Posted by Mohamed D.
Mohamed
A) Preoperative preparation with full blood count to rule out anaemia and group and serum save in case she bleeds and needs blood transfusion, Anaesthetic assessment for mode of anaesthesia for either general, regional or local and she has to make an informed decision. She should not have anything by mouth for the 6 hours preceding the operation, to keep her stomach empty to prevent acid reflux and respiratory morbidity with anaesthesia. Chlamydia infection should be ruled out by NAAT testing prior to any instrumentation of the uterus especially with her age as she is at high risk of infection. MRSA screening by swabs to prevent hospital acquires infection. She should wear thromboembolic deterrent stockings for prophylaxis of thromboembolism while inpatient. Cervical ripening with prostaglandins 1-2 hours before the procedure if she had not had any vaginal deliveries to reduce complications related to dilatation of the cervix.
Intraoperatively; use of suction evacuation rather than dilatation and curettage is associated with fewer incidences of complication and perforation. Preparation with antiseptics and use of sterile drapes will help to prevent infection. Products of conception should be sent for histology examination to confirm intrauterine pregnancy and rule out GTDs. Single dose broad spectrum antibiotic to reduce the chance of infection.

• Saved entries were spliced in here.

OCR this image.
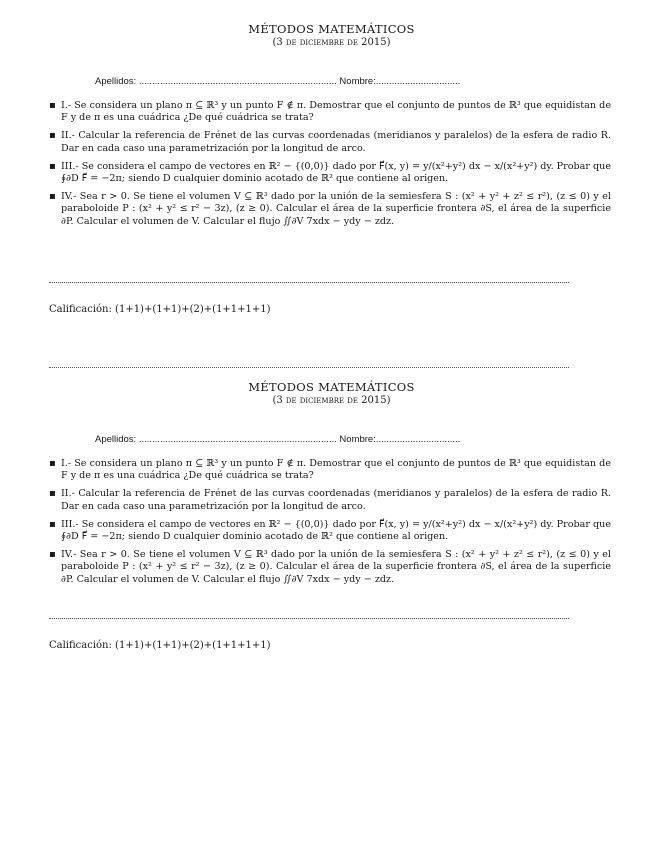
MÉTODOS MATEMÁTICOS
(3 de diciembre de 2015)
Apellidos: ........................................................................... Nombre:................................
▪ I.- Se considera un plano π ⊆ ℝ³ y un punto F ∉ π. Demostrar que el conjunto de puntos de ℝ³ que equidistan de F y de π es una cuádrica ¿De qué cuádrica se trata?
▪ II.- Calcular la referencia de Frénet de las curvas coordenadas (meridianos y paralelos) de la esfera de radio R. Dar en cada caso una parametrización por la longitud de arco.
▪ III.- Se considera el campo de vectores en ℝ² − {(0,0)} dado por F⃗(x, y) = y/(x²+y²) dx − x/(x²+y²) dy. Probar que ∮∂D F⃗ = −2π; siendo D cualquier dominio acotado de ℝ² que contiene al origen.
▪ IV.- Sea r > 0. Se tiene el volumen V ⊆ ℝ³ dado por la unión de la semiesfera S : (x² + y² + z² ≤ r²), (z ≤ 0) y el paraboloide P : (x² + y² ≤ r² − 3z), (z ≥ 0). Calcular el área de la superficie frontera ∂S, el área de la superficie ∂P. Calcular el volumen de V. Calcular el flujo ∬∂V 7xdx − ydy − zdz.
Calificación: (1+1)+(1+1)+(2)+(1+1+1+1)
MÉTODOS MATEMÁTICOS
(3 de diciembre de 2015)
Apellidos: ........................................................................... Nombre:................................
▪ I.- Se considera un plano π ⊆ ℝ³ y un punto F ∉ π. Demostrar que el conjunto de puntos de ℝ³ que equidistan de F y de π es una cuádrica ¿De qué cuádrica se trata?
▪ II.- Calcular la referencia de Frénet de las curvas coordenadas (meridianos y paralelos) de la esfera de radio R. Dar en cada caso una parametrización por la longitud de arco.
▪ III.- Se considera el campo de vectores en ℝ² − {(0,0)} dado por F⃗(x, y) = y/(x²+y²) dx − x/(x²+y²) dy. Probar que ∮∂D F⃗ = −2π; siendo D cualquier dominio acotado de ℝ² que contiene al origen.
▪ IV.- Sea r > 0. Se tiene el volumen V ⊆ ℝ³ dado por la unión de la semiesfera S : (x² + y² + z² ≤ r²), (z ≤ 0) y el paraboloide P : (x² + y² ≤ r² − 3z), (z ≥ 0). Calcular el área de la superficie frontera ∂S, el área de la superficie ∂P. Calcular el volumen de V. Calcular el flujo ∬∂V 7xdx − ydy − zdz.
Calificación: (1+1)+(1+1)+(2)+(1+1+1+1)
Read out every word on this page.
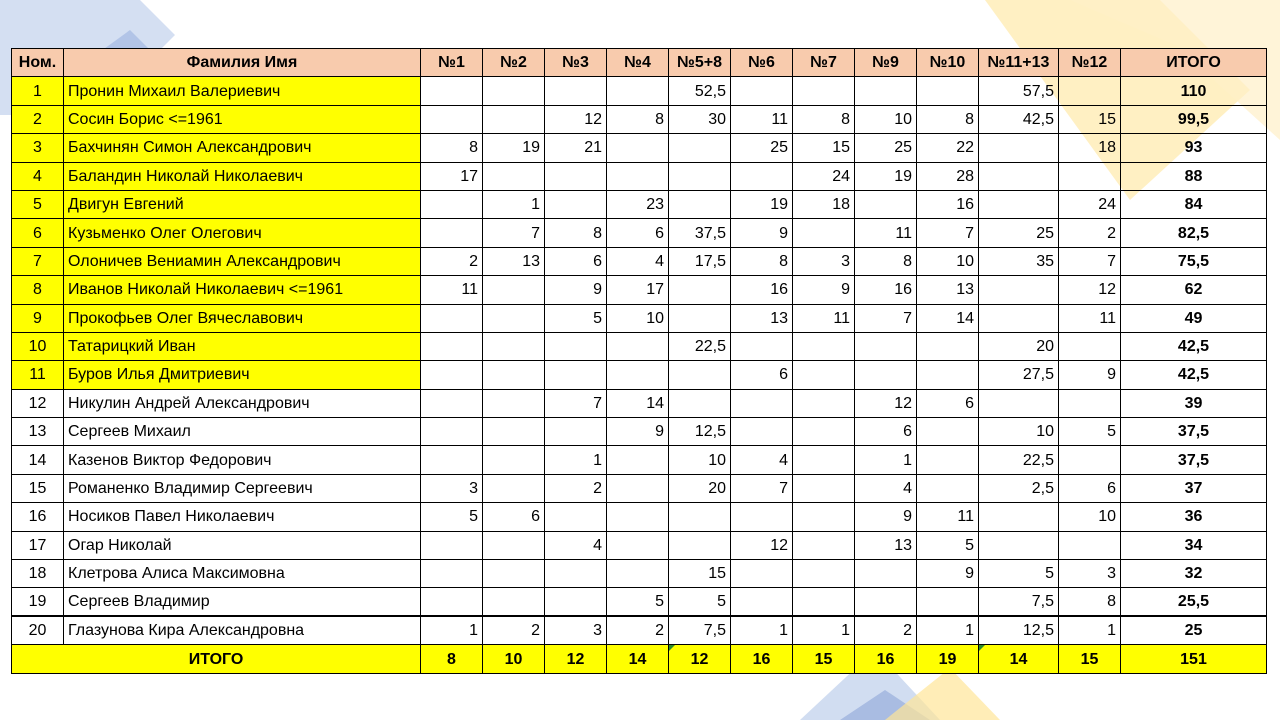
Ном.	Фамилия Имя	№1	№2	№3	№4	№5+8	№6	№7	№9	№10	№11+13	№12	ИТОГО
1	Пронин Михаил Валериевич					52,5					57,5		110
2	Сосин Борис <=1961			12	8	30	11	8	10	8	42,5	15	99,5
3	Бахчинян Симон Александрович	8	19	21			25	15	25	22		18	93
4	Баландин Николай Николаевич	17						24	19	28			88
5	Двигун Евгений		1		23		19	18		16		24	84
6	Кузьменко Олег Олегович		7	8	6	37,5	9		11	7	25	2	82,5
7	Олоничев Вениамин Александрович	2	13	6	4	17,5	8	3	8	10	35	7	75,5
8	Иванов Николай Николаевич <=1961	11		9	17		16	9	16	13		12	62
9	Прокофьев Олег Вячеславович			5	10		13	11	7	14		11	49
10	Татарицкий Иван					22,5					20		42,5
11	Буров Илья Дмитриевич						6				27,5	9	42,5
12	Никулин Андрей Александрович			7	14				12	6			39
13	Сергеев Михаил				9	12,5			6		10	5	37,5
14	Казенов Виктор Федорович			1		10	4		1		22,5		37,5
15	Романенко Владимир Сергеевич	3		2		20	7		4		2,5	6	37
16	Носиков Павел Николаевич	5	6						9	11		10	36
17	Огар Николай			4			12		13	5			34
18	Клетрова Алиса Максимовна					15				9	5	3	32
19	Сергеев Владимир				5	5					7,5	8	25,5
20	Глазунова Кира Александровна	1	2	3	2	7,5	1	1	2	1	12,5	1	25
ИТОГО		8	10	12	14	12	16	15	16	19	14	15	151
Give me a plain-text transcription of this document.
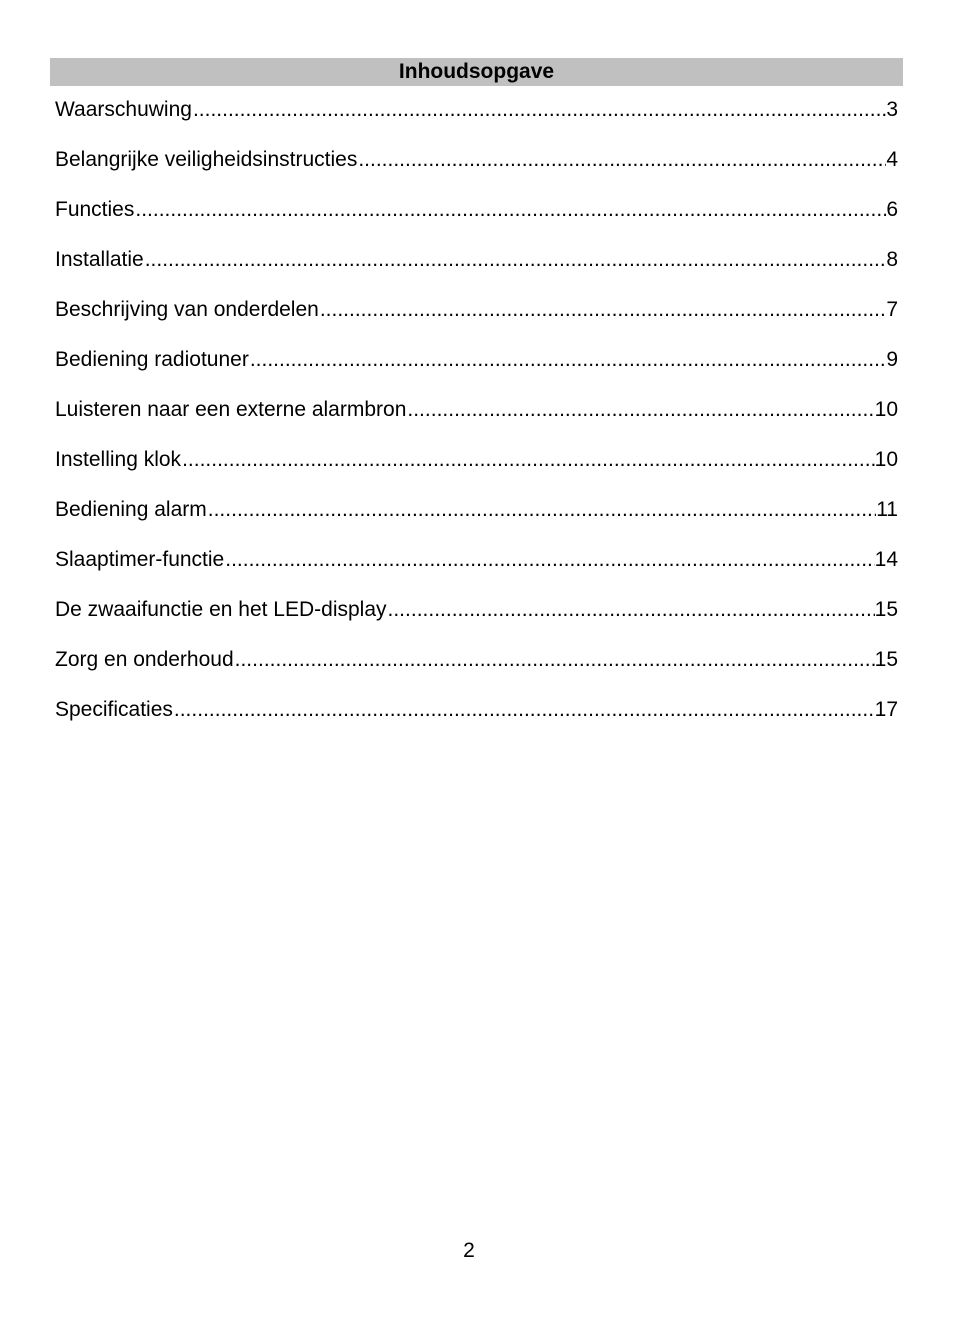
Inhoudsopgave
Waarschuwing	3
.....
Belangrijke veiligheidsinstructies	4
.....
Functies	6
.....
Installatie	8
.....
Beschrijving van onderdelen	7
.....
Bediening radiotuner	9
.....
Luisteren naar een externe alarmbron	10
.....
Instelling klok	10
.....
Bediening alarm	11
.....
Slaaptimer-functie	14
.....
De zwaaifunctie en het LED-display	15
.....
Zorg en onderhoud	15
.....
Specificaties	17
.....
2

Postoperatively; observation for bleeding, abdominal pain or feeling unwell will pick up early any complication as incomplete evacuation, perforation or infection.

B) Stop the procedure immediately. Inform the anaesthetist about the situation. Call for help from a senior colleague or the consultant on call. Check if the patient is haemodynamically stable and not bleeding heavily. If bleeding or not stable, start immediate fluid resuscitation and send for blood cross matching. If perforation is suspected by senior colleague; proceed to laparoscopy to confirm the diagnosis. If bowel injury is suspected, call for surgical specialist to check bowel and repair if injured. If the perforation site is bleeding, cauterization or stitching to achieve haemostasis should be done. The evacuation should be continued under guide of laparoscopy to insure complete evacuation. Accurate documentation of procedure and site and number of perforations should be done. Incident form should be completed for risk management assessment. Histology for products evacuated should be sent as urgent to rule out intestinal mucosa if bowel injury was not suspected.